使徒言行録はキリスト教の始まりの時期の様子が描かれたもので、とりわけ有名な2人の使徒であるペトロとパウロの活躍が多く描かれています。使徒と言うのはイエスの直接の弟子たち(高弟たち)の事で、彼らはキリスト教の初期に重要な宣教活動を行いました。

 中でもパウロは「キリスト教最大の伝道者」と言われていた人物です。最初は厳格なユダヤ教信徒でイエスを迫害する立場にいましたが、のちに劇的にその考えを変えてキリスト教へと改宗をしました。

ヘブライ語での呼び名は「サウロ」でしたが、布教活動をするようになりギリシャ名の「パウロを名乗るようになりました。

目から鱗の逸話

 サウロ(のちのパウロ)はキリスト教徒を迫害するためダマスコという所へ向かっている時、その当時の一番の敵であるイエスに出会います。

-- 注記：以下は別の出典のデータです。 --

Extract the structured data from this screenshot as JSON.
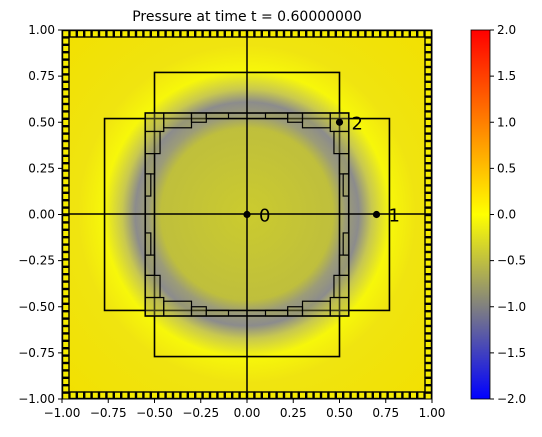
{
  "chart_data": {
    "type": "heatmap",
    "title": "Pressure at time t =     0.60000000",
    "xlabel": "",
    "ylabel": "",
    "xlim": [
      -1,
      1
    ],
    "ylim": [
      -1,
      1
    ],
    "xticks": [
      "−1.00",
      "−0.75",
      "−0.50",
      "−0.25",
      "0.00",
      "0.25",
      "0.50",
      "0.75",
      "1.00"
    ],
    "yticks": [
      "1.00",
      "0.75",
      "0.50",
      "0.25",
      "0.00",
      "−0.25",
      "−0.50",
      "−0.75",
      "−1.00"
    ],
    "xtick_values": [
      -1,
      -0.75,
      -0.5,
      -0.25,
      0,
      0.25,
      0.5,
      0.75,
      1
    ],
    "ytick_values": [
      1,
      0.75,
      0.5,
      0.25,
      0,
      -0.25,
      -0.5,
      -0.75,
      -1
    ],
    "colorbar": {
      "range": [
        -2,
        2
      ],
      "ticks": [
        "2.0",
        "1.5",
        "1.0",
        "0.5",
        "0.0",
        "−0.5",
        "−1.0",
        "−1.5",
        "−2.0"
      ],
      "tick_values": [
        2,
        1.5,
        1,
        0.5,
        0,
        -0.5,
        -1,
        -1.5,
        -2
      ],
      "colors": [
        "#0000ff",
        "#808080",
        "#ffff00",
        "#ff0000"
      ]
    },
    "field": {
      "inner_circle_radius": 0.52,
      "inner_value": -0.35,
      "ring_min_radius": 0.62,
      "ring_min_value": -1.0,
      "outer_value": -0.2
    },
    "grid_boxes": [
      {
        "x": [
          -0.5,
          0.5
        ],
        "y": [
          -0.77,
          0.77
        ]
      },
      {
        "x": [
          -0.77,
          0.77
        ],
        "y": [
          -0.52,
          0.52
        ]
      },
      {
        "x": [
          -0.55,
          0.55
        ],
        "y": [
          -0.55,
          0.55
        ]
      }
    ],
    "points": [
      {
        "label": "0",
        "x": 0.0,
        "y": 0.0
      },
      {
        "label": "1",
        "x": 0.7,
        "y": 0.0
      },
      {
        "label": "2",
        "x": 0.5,
        "y": 0.5
      }
    ]
  }
}
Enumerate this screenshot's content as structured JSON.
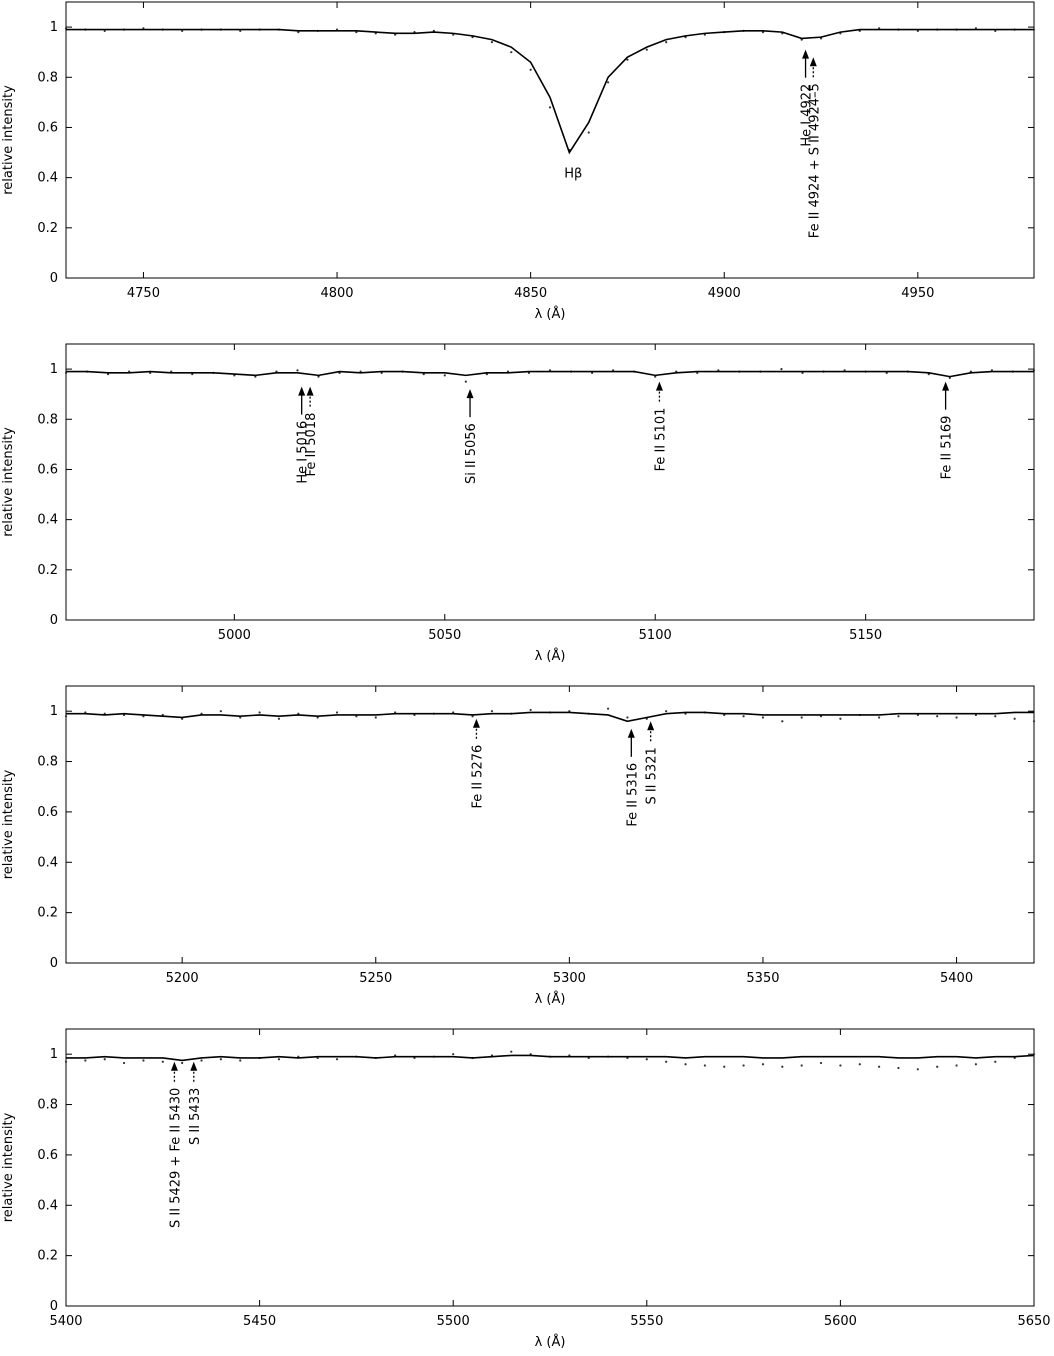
{
  "chart_data": [
    {
      "type": "line",
      "xlabel": "λ (Å)",
      "ylabel": "relative intensity",
      "xlim": [
        4730,
        4980
      ],
      "ylim": [
        0,
        1.1
      ],
      "xticks": [
        4750,
        4800,
        4850,
        4900,
        4950
      ],
      "yticks": [
        0,
        0.2,
        0.4,
        0.6,
        0.8,
        1
      ],
      "x": [
        4730,
        4735,
        4740,
        4745,
        4750,
        4755,
        4760,
        4765,
        4770,
        4775,
        4780,
        4785,
        4790,
        4795,
        4800,
        4805,
        4810,
        4815,
        4820,
        4825,
        4830,
        4835,
        4840,
        4845,
        4850,
        4855,
        4860,
        4865,
        4870,
        4875,
        4880,
        4885,
        4890,
        4895,
        4900,
        4905,
        4910,
        4915,
        4920,
        4925,
        4930,
        4935,
        4940,
        4945,
        4950,
        4955,
        4960,
        4965,
        4970,
        4975,
        4980
      ],
      "series": [
        {
          "style": "line",
          "color": "#000000",
          "values": [
            0.99,
            0.99,
            0.99,
            0.99,
            0.99,
            0.99,
            0.99,
            0.99,
            0.99,
            0.99,
            0.99,
            0.99,
            0.985,
            0.985,
            0.985,
            0.985,
            0.98,
            0.975,
            0.975,
            0.98,
            0.975,
            0.965,
            0.95,
            0.92,
            0.86,
            0.72,
            0.5,
            0.62,
            0.8,
            0.88,
            0.92,
            0.95,
            0.965,
            0.975,
            0.98,
            0.985,
            0.985,
            0.98,
            0.955,
            0.96,
            0.98,
            0.99,
            0.99,
            0.99,
            0.99,
            0.99,
            0.99,
            0.99,
            0.99,
            0.99,
            0.99
          ]
        },
        {
          "style": "dots",
          "color": "#333333",
          "values": [
            0.995,
            0.99,
            0.985,
            0.99,
            0.995,
            0.99,
            0.985,
            0.99,
            0.99,
            0.985,
            0.99,
            0.99,
            0.98,
            0.985,
            0.99,
            0.98,
            0.975,
            0.97,
            0.98,
            0.985,
            0.97,
            0.96,
            0.94,
            0.9,
            0.83,
            0.68,
            0.51,
            0.58,
            0.78,
            0.87,
            0.91,
            0.94,
            0.96,
            0.97,
            0.98,
            0.985,
            0.98,
            0.975,
            0.95,
            0.955,
            0.975,
            0.985,
            0.995,
            0.99,
            0.985,
            0.99,
            0.99,
            0.995,
            0.985,
            0.99,
            0.99
          ]
        }
      ],
      "annotations": [
        {
          "text": "Hβ",
          "x": 4861,
          "y": 0.4,
          "arrow": "none"
        },
        {
          "text": "He I 4922",
          "x": 4921,
          "y": 0.91,
          "arrow": "solid"
        },
        {
          "text": "Fe II 4924 + S II 4924–5",
          "x": 4923,
          "y": 0.88,
          "arrow": "dotted"
        }
      ]
    },
    {
      "type": "line",
      "xlabel": "λ (Å)",
      "ylabel": "relative intensity",
      "xlim": [
        4960,
        5190
      ],
      "ylim": [
        0,
        1.1
      ],
      "xticks": [
        5000,
        5050,
        5100,
        5150
      ],
      "yticks": [
        0,
        0.2,
        0.4,
        0.6,
        0.8,
        1
      ],
      "x": [
        4960,
        4965,
        4970,
        4975,
        4980,
        4985,
        4990,
        4995,
        5000,
        5005,
        5010,
        5015,
        5020,
        5025,
        5030,
        5035,
        5040,
        5045,
        5050,
        5055,
        5060,
        5065,
        5070,
        5075,
        5080,
        5085,
        5090,
        5095,
        5100,
        5105,
        5110,
        5115,
        5120,
        5125,
        5130,
        5135,
        5140,
        5145,
        5150,
        5155,
        5160,
        5165,
        5170,
        5175,
        5180,
        5185,
        5190
      ],
      "series": [
        {
          "style": "line",
          "color": "#000000",
          "values": [
            0.99,
            0.99,
            0.985,
            0.985,
            0.99,
            0.985,
            0.985,
            0.985,
            0.98,
            0.975,
            0.985,
            0.985,
            0.975,
            0.99,
            0.985,
            0.99,
            0.99,
            0.985,
            0.985,
            0.975,
            0.985,
            0.985,
            0.99,
            0.99,
            0.99,
            0.99,
            0.99,
            0.99,
            0.975,
            0.985,
            0.99,
            0.99,
            0.99,
            0.99,
            0.99,
            0.99,
            0.99,
            0.99,
            0.99,
            0.99,
            0.99,
            0.985,
            0.97,
            0.985,
            0.99,
            0.99,
            0.99
          ]
        },
        {
          "style": "dots",
          "color": "#333333",
          "values": [
            0.985,
            0.99,
            0.98,
            0.99,
            0.985,
            0.99,
            0.98,
            0.985,
            0.975,
            0.97,
            0.99,
            0.995,
            0.97,
            0.985,
            0.99,
            0.985,
            0.99,
            0.98,
            0.975,
            0.95,
            0.98,
            0.99,
            0.985,
            0.995,
            0.99,
            0.985,
            0.995,
            0.99,
            0.97,
            0.99,
            0.985,
            0.995,
            0.99,
            0.99,
            1.0,
            0.985,
            0.99,
            0.995,
            0.99,
            0.985,
            0.99,
            0.98,
            0.965,
            0.99,
            0.995,
            0.99,
            0.995
          ]
        }
      ],
      "annotations": [
        {
          "text": "He I 5016",
          "x": 5016,
          "y": 0.93,
          "arrow": "solid"
        },
        {
          "text": "Fe II 5018",
          "x": 5018,
          "y": 0.93,
          "arrow": "dotted"
        },
        {
          "text": "Si II 5056",
          "x": 5056,
          "y": 0.92,
          "arrow": "solid"
        },
        {
          "text": "Fe II 5101",
          "x": 5101,
          "y": 0.95,
          "arrow": "dotted"
        },
        {
          "text": "Fe II 5169",
          "x": 5169,
          "y": 0.95,
          "arrow": "solid"
        }
      ]
    },
    {
      "type": "line",
      "xlabel": "λ (Å)",
      "ylabel": "relative intensity",
      "xlim": [
        5170,
        5420
      ],
      "ylim": [
        0,
        1.1
      ],
      "xticks": [
        5200,
        5250,
        5300,
        5350,
        5400
      ],
      "yticks": [
        0,
        0.2,
        0.4,
        0.6,
        0.8,
        1
      ],
      "x": [
        5170,
        5175,
        5180,
        5185,
        5190,
        5195,
        5200,
        5205,
        5210,
        5215,
        5220,
        5225,
        5230,
        5235,
        5240,
        5245,
        5250,
        5255,
        5260,
        5265,
        5270,
        5275,
        5280,
        5285,
        5290,
        5295,
        5300,
        5305,
        5310,
        5315,
        5320,
        5325,
        5330,
        5335,
        5340,
        5345,
        5350,
        5355,
        5360,
        5365,
        5370,
        5375,
        5380,
        5385,
        5390,
        5395,
        5400,
        5405,
        5410,
        5415,
        5420
      ],
      "series": [
        {
          "style": "line",
          "color": "#000000",
          "values": [
            0.99,
            0.99,
            0.985,
            0.99,
            0.985,
            0.98,
            0.975,
            0.985,
            0.985,
            0.98,
            0.985,
            0.98,
            0.985,
            0.98,
            0.985,
            0.985,
            0.985,
            0.99,
            0.99,
            0.99,
            0.99,
            0.985,
            0.99,
            0.99,
            0.995,
            0.995,
            0.995,
            0.99,
            0.985,
            0.96,
            0.975,
            0.99,
            0.995,
            0.995,
            0.99,
            0.99,
            0.985,
            0.985,
            0.985,
            0.985,
            0.985,
            0.985,
            0.985,
            0.99,
            0.99,
            0.99,
            0.99,
            0.99,
            0.99,
            0.995,
            0.995
          ]
        },
        {
          "style": "dots",
          "color": "#333333",
          "values": [
            0.98,
            0.995,
            0.99,
            0.985,
            0.98,
            0.985,
            0.97,
            0.99,
            1.0,
            0.975,
            0.995,
            0.97,
            0.99,
            0.975,
            0.995,
            0.98,
            0.975,
            0.995,
            0.985,
            0.99,
            0.995,
            0.98,
            1.0,
            0.99,
            1.005,
            0.995,
            1.0,
            0.99,
            1.01,
            0.975,
            0.97,
            1.0,
            0.99,
            0.995,
            0.985,
            0.98,
            0.975,
            0.96,
            0.975,
            0.98,
            0.97,
            0.985,
            0.975,
            0.98,
            0.985,
            0.98,
            0.975,
            0.985,
            0.98,
            0.97,
            0.96
          ]
        }
      ],
      "annotations": [
        {
          "text": "Fe II 5276",
          "x": 5276,
          "y": 0.97,
          "arrow": "dotted"
        },
        {
          "text": "Fe II 5316",
          "x": 5316,
          "y": 0.93,
          "arrow": "solid"
        },
        {
          "text": "S II 5321",
          "x": 5321,
          "y": 0.96,
          "arrow": "dotted"
        }
      ]
    },
    {
      "type": "line",
      "xlabel": "λ (Å)",
      "ylabel": "relative intensity",
      "xlim": [
        5400,
        5650
      ],
      "ylim": [
        0,
        1.1
      ],
      "xticks": [
        5400,
        5450,
        5500,
        5550,
        5600,
        5650
      ],
      "yticks": [
        0,
        0.2,
        0.4,
        0.6,
        0.8,
        1
      ],
      "x": [
        5400,
        5405,
        5410,
        5415,
        5420,
        5425,
        5430,
        5435,
        5440,
        5445,
        5450,
        5455,
        5460,
        5465,
        5470,
        5475,
        5480,
        5485,
        5490,
        5495,
        5500,
        5505,
        5510,
        5515,
        5520,
        5525,
        5530,
        5535,
        5540,
        5545,
        5550,
        5555,
        5560,
        5565,
        5570,
        5575,
        5580,
        5585,
        5590,
        5595,
        5600,
        5605,
        5610,
        5615,
        5620,
        5625,
        5630,
        5635,
        5640,
        5645,
        5650
      ],
      "series": [
        {
          "style": "line",
          "color": "#000000",
          "values": [
            0.985,
            0.985,
            0.99,
            0.985,
            0.985,
            0.985,
            0.975,
            0.985,
            0.99,
            0.985,
            0.985,
            0.99,
            0.985,
            0.99,
            0.99,
            0.99,
            0.985,
            0.99,
            0.99,
            0.99,
            0.99,
            0.985,
            0.99,
            0.995,
            0.995,
            0.99,
            0.99,
            0.99,
            0.99,
            0.99,
            0.99,
            0.99,
            0.985,
            0.99,
            0.99,
            0.99,
            0.985,
            0.985,
            0.99,
            0.99,
            0.99,
            0.99,
            0.99,
            0.985,
            0.985,
            0.99,
            0.99,
            0.985,
            0.99,
            0.99,
            0.995
          ]
        },
        {
          "style": "dots",
          "color": "#333333",
          "values": [
            0.97,
            0.975,
            0.98,
            0.965,
            0.975,
            0.97,
            0.965,
            0.975,
            0.98,
            0.975,
            0.985,
            0.98,
            0.99,
            0.985,
            0.98,
            0.99,
            0.985,
            0.995,
            0.985,
            0.99,
            1.0,
            0.985,
            0.995,
            1.01,
            1.0,
            0.99,
            0.995,
            0.985,
            0.99,
            0.985,
            0.98,
            0.97,
            0.96,
            0.955,
            0.95,
            0.955,
            0.96,
            0.95,
            0.955,
            0.965,
            0.955,
            0.96,
            0.95,
            0.945,
            0.94,
            0.95,
            0.955,
            0.96,
            0.97,
            0.985,
            1.0
          ]
        }
      ],
      "annotations": [
        {
          "text": "S II 5429 + Fe II 5430",
          "x": 5428,
          "y": 0.97,
          "arrow": "dotted"
        },
        {
          "text": "S II 5433",
          "x": 5433,
          "y": 0.97,
          "arrow": "dotted"
        }
      ]
    }
  ]
}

聖書によると光と共に現れたイエスが、サウロに「なぜ自分を迫害するのか」ということを尋ねた後、サウロにダマスコで待つように言って立ち去ったところ、サウロの目が全く見えなくなってしまっていて、食事すらできなくなってしまったが、キリスト教徒アナニアという人物をイエスが遣わして彼の目を直したとあります。

アナニアが、サウロの頭の上に手を置くと急に目が見えるようになったのです。

 そして、その時に述べた言葉が「目から鱗が落ちたようだ」と言うものだったと言われています。以降サウロはパウロとして、熱心な信仰者になり布教活動を熱心にしたとされます。

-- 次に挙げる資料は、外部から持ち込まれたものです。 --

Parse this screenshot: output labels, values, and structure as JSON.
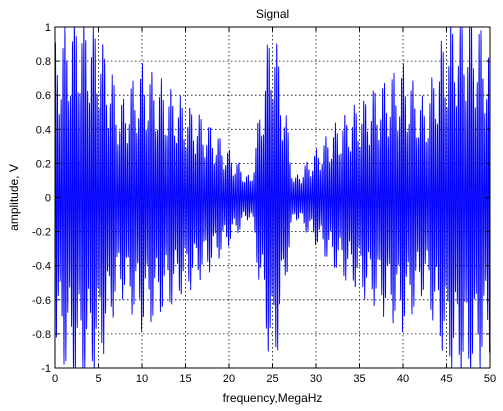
{
  "chart_data": {
    "type": "line",
    "title": "Signal",
    "xlabel": "frequency,MegaHz",
    "ylabel": "amplitude, V",
    "xlim": [
      0,
      50
    ],
    "ylim": [
      -1,
      1
    ],
    "x_ticks": [
      0,
      5,
      10,
      15,
      20,
      25,
      30,
      35,
      40,
      45,
      50
    ],
    "y_ticks": [
      -1,
      -0.8,
      -0.6,
      -0.4,
      -0.2,
      0,
      0.2,
      0.4,
      0.6,
      0.8,
      1
    ],
    "x_tick_labels": [
      "0",
      "5",
      "10",
      "15",
      "20",
      "25",
      "30",
      "35",
      "40",
      "45",
      "50"
    ],
    "y_tick_labels": [
      "-1",
      "-0.8",
      "-0.6",
      "-0.4",
      "-0.2",
      "0",
      "0.2",
      "0.4",
      "0.6",
      "0.8",
      "1"
    ],
    "grid": true,
    "grid_style": "dotted",
    "series": [
      {
        "color": "#0000ff",
        "description_points": {
          "x": [
            0,
            2.5,
            5,
            7.5,
            10,
            12.5,
            15,
            17.5,
            20,
            22.5,
            25,
            27.5,
            30,
            32.5,
            35,
            37.5,
            40,
            42.5,
            45,
            47.5,
            50
          ],
          "envelope": [
            0.8,
            1.0,
            0.9,
            0.5,
            0.7,
            0.6,
            0.5,
            0.4,
            0.25,
            0.1,
            1.0,
            0.1,
            0.25,
            0.4,
            0.5,
            0.6,
            0.7,
            0.5,
            0.9,
            1.0,
            0.8
          ]
        }
      }
    ]
  }
}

 本当に光があったのかどうかはわかりませんし、なぜ目が見えるようになったのかも定かではないですが、一つにはそれまで悪だと思い込んでいたイエスの教えが人々を真に救済することにパウロが気づいたということを物語風にしたものという事が考えられます。

これが一番現実的な解釈のような気がしますが、イエスには超常的な能力が備わっていたという説もあるので、本当に光を浴びさせて真実を見つめさせたのかも知れません。

いずれにしても、人は誰でも思い込みを頻繁にしてしまう生き物であり、先入観で物事を見てしまうことが本当に多いと思います。

この逸話は、イエスの強力な迫害者のサウロが、イエスの最大の協力者パウロになってしまったという事でそういう思い込みや先入観が改められたという大変劇的な話で興味深いです。

まさに「目から鱗が落ちて」別の世界が見えてきたという最大の例でもあると言えますね。

 私たちが良く知っている言葉にはこのように歴史やストーリーがあって現在に伝えられてきたものが多いです。とても面白いですね。

今後も皆さんのお役に立つ情報をアップしていきます。